Rezension von Susanne Benöhr-Laqueur

Im Mai 2016 publizierte der STERN unter dem Titel „Israelische Soldatinnen: Mädchen in Uniform“ eine Bilderserie mit sehr jungen, schönen und grazilen Frauen.[i] Der STERN schrieb, „dass beim Anblick israelischer Soldatinnen selbst den härtesten Israel-Kritikern der Schaum vorm Mund trocknen würde.“[ii] In der Tat zeigte die Fotoreportage – die offensichtlich mit wohlwollender Billigung der Israeli Defence Force (IDF) entstanden war – u.a. bildhübsche junge Frauen beim Aufknöpfen der Uniformbluse.

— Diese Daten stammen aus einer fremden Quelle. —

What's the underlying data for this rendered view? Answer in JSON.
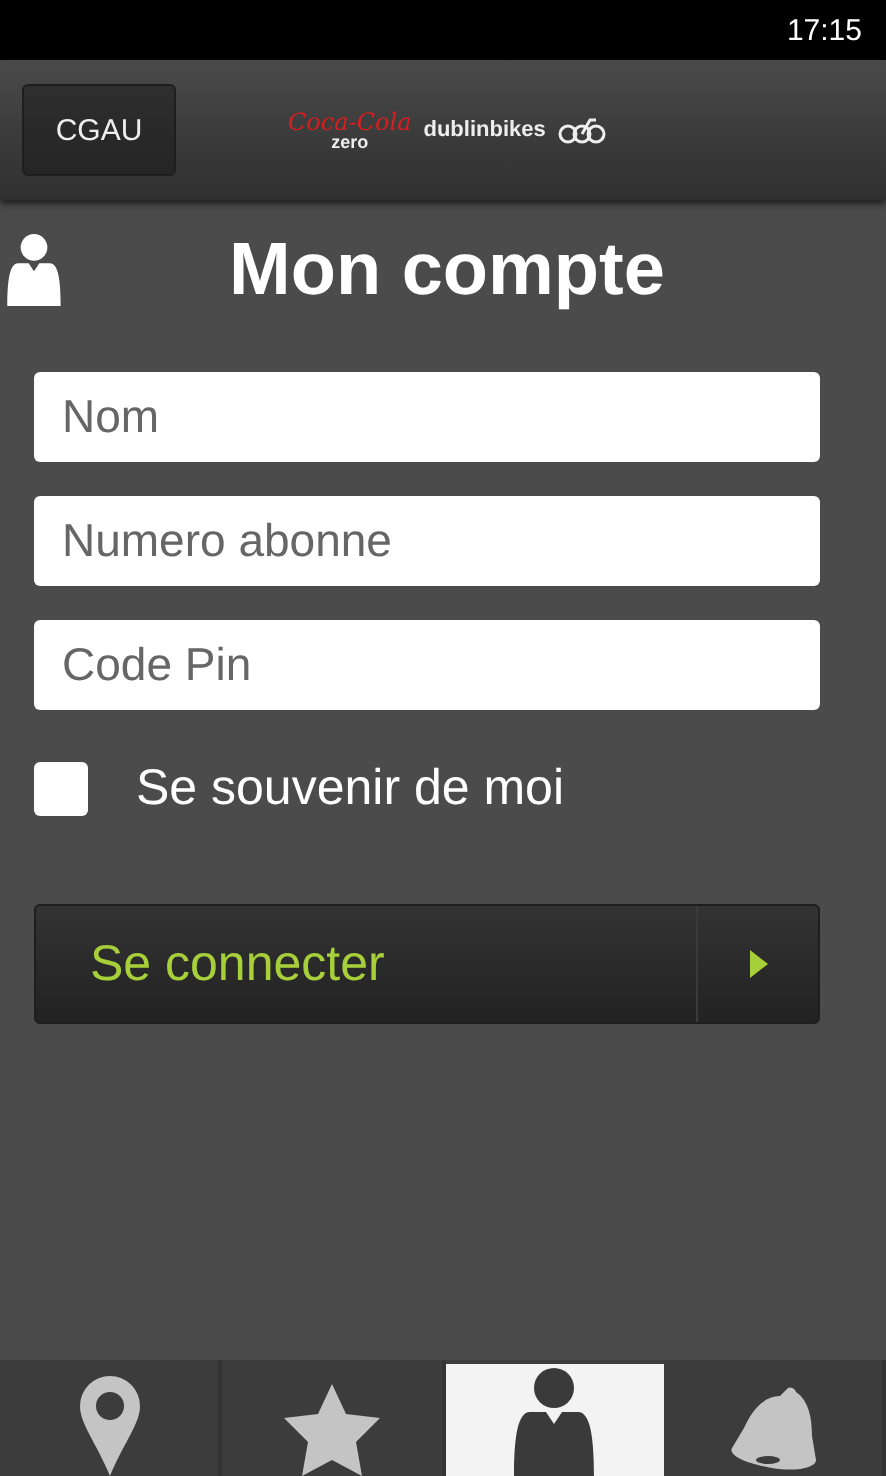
{
  "status_bar": {
    "time": "17:15"
  },
  "header": {
    "account_button": "CGAU",
    "logo": {
      "brand": "Coca-Cola",
      "sub": "zero",
      "partner": "dublinbikes"
    }
  },
  "title": "Mon compte",
  "fields": [
    {
      "placeholder": "Nom"
    },
    {
      "placeholder": "Numero abonne"
    },
    {
      "placeholder": "Code Pin"
    }
  ],
  "remember": {
    "label": "Se souvenir de moi",
    "checked": false
  },
  "connect_button": "Se connecter",
  "tabs": [
    {
      "kind": "map",
      "selected": false
    },
    {
      "kind": "favorites",
      "selected": false
    },
    {
      "kind": "account",
      "selected": true
    },
    {
      "kind": "alerts",
      "selected": false
    }
  ]
}
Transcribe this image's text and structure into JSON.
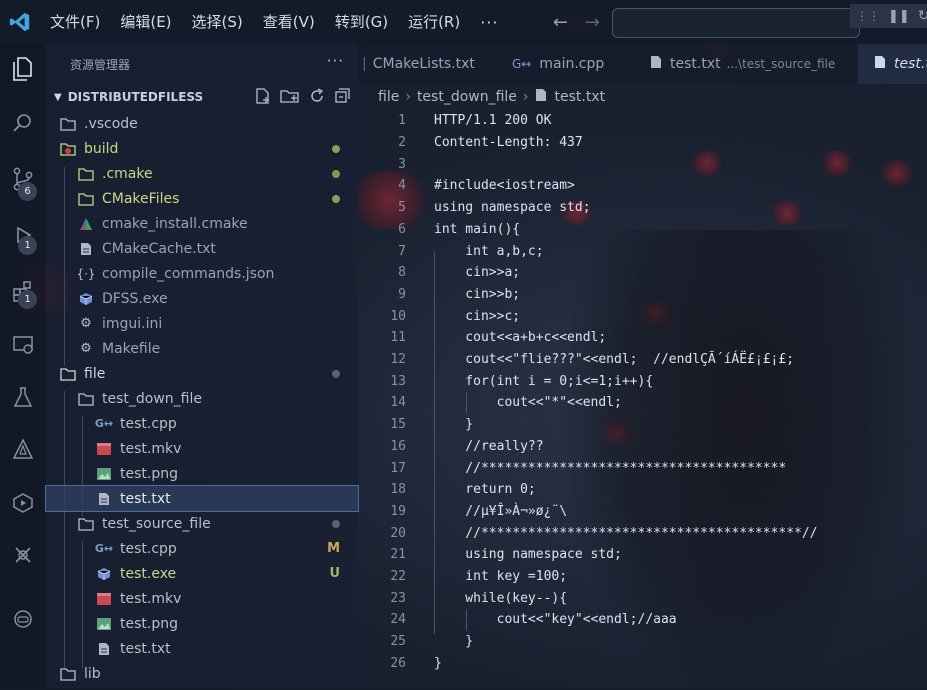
{
  "titlebar": {
    "menus": [
      "文件(F)",
      "编辑(E)",
      "选择(S)",
      "查看(V)",
      "转到(G)",
      "运行(R)"
    ],
    "more": "···",
    "accent": "#3ea6e0"
  },
  "activity": {
    "badges": [
      "6",
      "1",
      "1"
    ]
  },
  "sidebar": {
    "header": "资源管理器",
    "more": "···",
    "project": "DISTRIBUTEDFILESS",
    "tree": [
      {
        "label": "vscode",
        "display": ".vscode",
        "icon": "folder-icon",
        "color": "#b8bfcd"
      },
      {
        "label": "build",
        "display": "build",
        "icon": "folder-icon",
        "color": "#c9d68a",
        "dot": "#8d9a5a"
      },
      {
        "label": "cmake",
        "display": ".cmake",
        "icon": "folder-icon",
        "color": "#c9d68a",
        "dot": "#6fa150"
      },
      {
        "label": "CMakeFiles",
        "display": "CMakeFiles",
        "icon": "folder-icon",
        "color": "#c9d68a",
        "dot": "#8d9a5a"
      },
      {
        "label": "cmake_install.cmake",
        "display": "cmake_install.cmake",
        "icon": "cmake-icon",
        "color": "#9aa3b6"
      },
      {
        "label": "CMakeCache.txt",
        "display": "CMakeCache.txt",
        "icon": "text-file-icon",
        "color": "#9aa3b6"
      },
      {
        "label": "compile_commands.json",
        "display": "compile_commands.json",
        "icon": "json-icon",
        "color": "#9aa3b6"
      },
      {
        "label": "DFSS.exe",
        "display": "DFSS.exe",
        "icon": "exe-icon",
        "color": "#9aa3b6"
      },
      {
        "label": "imgui.ini",
        "display": "imgui.ini",
        "icon": "gear-icon",
        "color": "#9aa3b6"
      },
      {
        "label": "Makefile",
        "display": "Makefile",
        "icon": "gear-icon",
        "color": "#9aa3b6"
      },
      {
        "label": "file",
        "display": "file",
        "icon": "folder-icon",
        "color": "#cfd6e4",
        "dot": "#5a6275"
      },
      {
        "label": "test_down_file",
        "display": "test_down_file",
        "icon": "folder-icon",
        "color": "#b8bfcd"
      },
      {
        "label": "test.cpp",
        "display": "test.cpp",
        "icon": "cpp-icon",
        "color": "#b8bfcd"
      },
      {
        "label": "test.mkv",
        "display": "test.mkv",
        "icon": "video-icon",
        "color": "#b8bfcd"
      },
      {
        "label": "test.png",
        "display": "test.png",
        "icon": "image-icon",
        "color": "#b8bfcd"
      },
      {
        "label": "test.txt",
        "display": "test.txt",
        "icon": "text-file-icon",
        "color": "#e3e7ef",
        "selected": true
      },
      {
        "label": "test_source_file",
        "display": "test_source_file",
        "icon": "folder-icon",
        "color": "#b8bfcd",
        "dot": "#5a6275"
      },
      {
        "label": "test.cpp",
        "display": "test.cpp",
        "icon": "cpp-icon",
        "color": "#b8bfcd",
        "status": "M",
        "statusColor": "#c9a85c"
      },
      {
        "label": "test.exe",
        "display": "test.exe",
        "icon": "exe-icon",
        "color": "#c9d68a",
        "status": "U",
        "statusColor": "#8fbf6a"
      },
      {
        "label": "test.mkv",
        "display": "test.mkv",
        "icon": "video-icon",
        "color": "#b8bfcd"
      },
      {
        "label": "test.png",
        "display": "test.png",
        "icon": "image-icon",
        "color": "#b8bfcd"
      },
      {
        "label": "test.txt",
        "display": "test.txt",
        "icon": "text-file-icon",
        "color": "#b8bfcd"
      },
      {
        "label": "lib",
        "display": "lib",
        "icon": "folder-icon",
        "color": "#b8bfcd"
      }
    ]
  },
  "tabs": [
    {
      "label": "CMakeLists.txt",
      "sub": ""
    },
    {
      "label": "main.cpp",
      "sub": ""
    },
    {
      "label": "test.txt",
      "sub": "...\\test_source_file"
    },
    {
      "label": "test.txt",
      "sub": ""
    }
  ],
  "breadcrumbs": [
    "file",
    "test_down_file",
    "test.txt"
  ],
  "code": [
    "HTTP/1.1 200 OK",
    "Content-Length: 437",
    "",
    "#include<iostream>",
    "using namespace std;",
    "int main(){",
    "    int a,b,c;",
    "    cin>>a;",
    "    cin>>b;",
    "    cin>>c;",
    "    cout<<a+b+c<<endl;",
    "    cout<<\"flie???\"<<endl;  //endlÇÃ´íÁË£¡£¡£;",
    "    for(int i = 0;i<=1;i++){",
    "        cout<<\"*\"<<endl;",
    "    }",
    "    //really??",
    "    //***************************************",
    "    return 0;",
    "    //µ¥Î»À¬»ø¿¨\\",
    "    //*****************************************//",
    "    using namespace std;",
    "    int key =100;",
    "    while(key--){",
    "        cout<<\"key\"<<endl;//aaa",
    "    }",
    "}"
  ]
}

Dieser Hang zum Voyeurismus ist nicht neu. Bereits in den 1950er Jahren wurden Fotografien publiziert, die Soldatinnen in Unterwäsche in ihren privaten Schlafräumen zeigten und so kollektive Einblicke in verbotene Räume ermöglichten und beim Betrachter Wohlgefallen und Lust erzeugen sollten (S. 297).[iii] Darüber hinaus konnte mit diesen Fotografien aber ebenso der emanzipatorische und fortschrittliche Ansatz eines Landes betont werden, indem auch Frauen verpflichtend zur Armee eingezogen wurden. Julie Grimmeisens Schlussfolgerung, dass israelische Soldatinnen bis heute im Ausland besonders dann wahrgenommen werden, wenn sie ihr Land nicht nur als modern, sondern auch als attraktiv und sexuell anziehend darstellen (S.371), ist daher uneingeschränkt zuzustimmen. Angesichts dessen fragt es sich, wie dieses weltweit vielbeachtete und von der IDF nach wie vor ganz gezielt eingesetzte Frauenbild entstanden ist.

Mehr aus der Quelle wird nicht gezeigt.